Of the original church on this site little is known. However, recent excavations in the chancel, together with others in the 19th Century in the nave, revealed early foundations. These indicate a large central tower that possibly dated from C.950, and a later Norman nave arcade on the same plan as the existing one. A central tower survived until the 15th Century.
The Church of the blessed St John the Baptist of Northbinne (the North Field), as it is called in the early charters, was one of the seven local churches over which, from Saxon times, the Abbey of Glastonbury had claimed complete ecclesiastical jurisdiction. This led to disputes with the Bishop of Wells, and in 1170 these churches became a special Archdeaconry with the Abbot as Archdeacon. About this time, when a Master Alvred was the incumbent, there were attempts by the Abbey to appropriate the revenues of the church. This finally happened on the resignation of Ralph the Chaplain in 1203 and the Sacrist of the Abbey was then to appoint the future vicars and to pay them a stipend. This was confirmed in 1225 by Pope Honorius III, when it was stated that the revenues were appropriated to help the Abbey's building fund (the Abbey had been burnt down in 1184). The parishioners also had to pay a rent of 6s 9d to the Abbey.
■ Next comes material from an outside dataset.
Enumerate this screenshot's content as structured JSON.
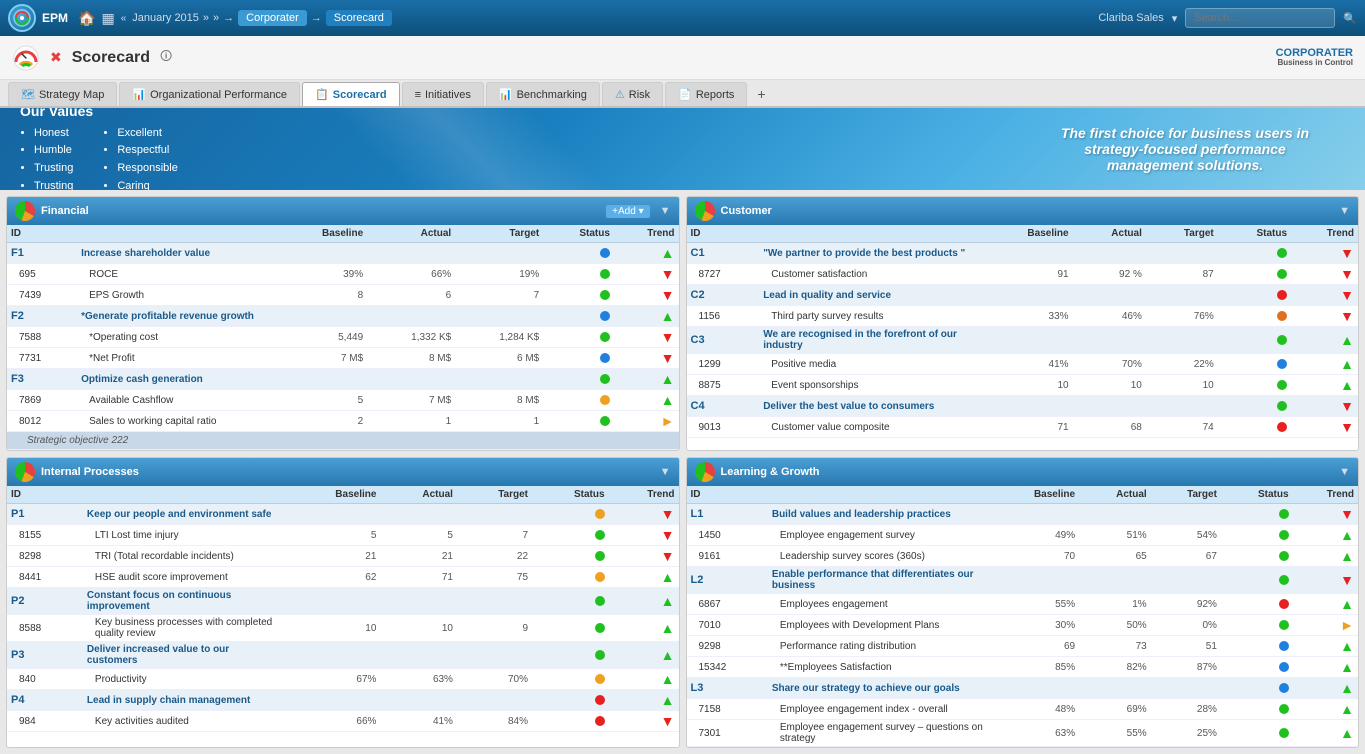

At the dissolution of the Abbey in 1539, the church passed to the Crown, and the rent was raised to £1 2s 2d. In 1649 it passed to the Bishop of Bath and Wells, who is today the patron of the living.
St Benedict's Church, Glastonbury, and West Pennard Church were originally chapels of the mother church of St John's. They always had their own churchwardens, and eventually became separate parishes, but were served by the same incumbent, except between 1846 and 1980.
In medieval times the churchwardens were a corporate body owning considerable property in the town. We are fortunate that a number of their account rolls from the year 1366 onwards have been preserved although with many gaps and doubts about the dates of some of them. They give much useful information about the church, the town and its people.
From these accounts it is clear that at the beginning of the 15th Century the church was either in an extremely bad state of repair or had suffered some catastrophe such as the collapse of the central tower. A great deal of reroofing and repair was done in 1404, and all through the century rebuilding and refurnishing went on. In 1418 the altars of the chapels of Our Lady, St George and St Nicholas were reconsecrated by the suffragan Bishop. Sometime during this century further damage was caused by the collapse of several pinnacles, whether from the old or new tower is uncertain, and the nave roof had to be practically rebuilt. The west tower is first mentioned in 1484. By the end of the century the church had assumed the appearance which it has today.
It was very richly furnished, with carved seats, screens, a silver rood, costly images in each chapel, vestments, and 21 chained books (one of them a Caxton first edition). However, these disappeared during the years following the reformation and eventually the church was furnished in 18th Century style. In 1856-57 the church was restored and reseated by Sir George Gilbert Scott at a cost of £3000, and it's gothic character re-emphasized. In 1910 St. Nicholas' Chapel was again brought back into use, and the other chapels were all restored to their original use in the decade 1920 to 1930.
More recently, the restructuring of the Diocese of Bath and Wells led to the creation of the Abbey Five Parishes. These were - St John's, St Benedict's Church in Glastonbury, St Mary's & All Saints Church in Meare, St Nicholas' Church in West Pennard and Godney church. These churches were served by a priest in charge and a second priest. In the early 1990s Godney church was closed and the parish became assimilated into Coxley. Further reorganisation in 2001 saw St Nicholas' Church move to be part of the Butleigh / Baltonsborough group and the Abbey Five became known as the Abbey Parishes. At this time, the second priest moved on and all three churches are currently served by one stipendiary post. Fortunately our vicar is supported by a non-stipendiary priest and a curate in training. We are also fortunate to have several readers and retired priests who help by carrying out occasional services.
Reorganisation is again upon us! Whilst details are still be confirmed, it appears that although each will have its own priest, Glastonbury and Street benefices will need to work closely together to ensure that both communities are served well.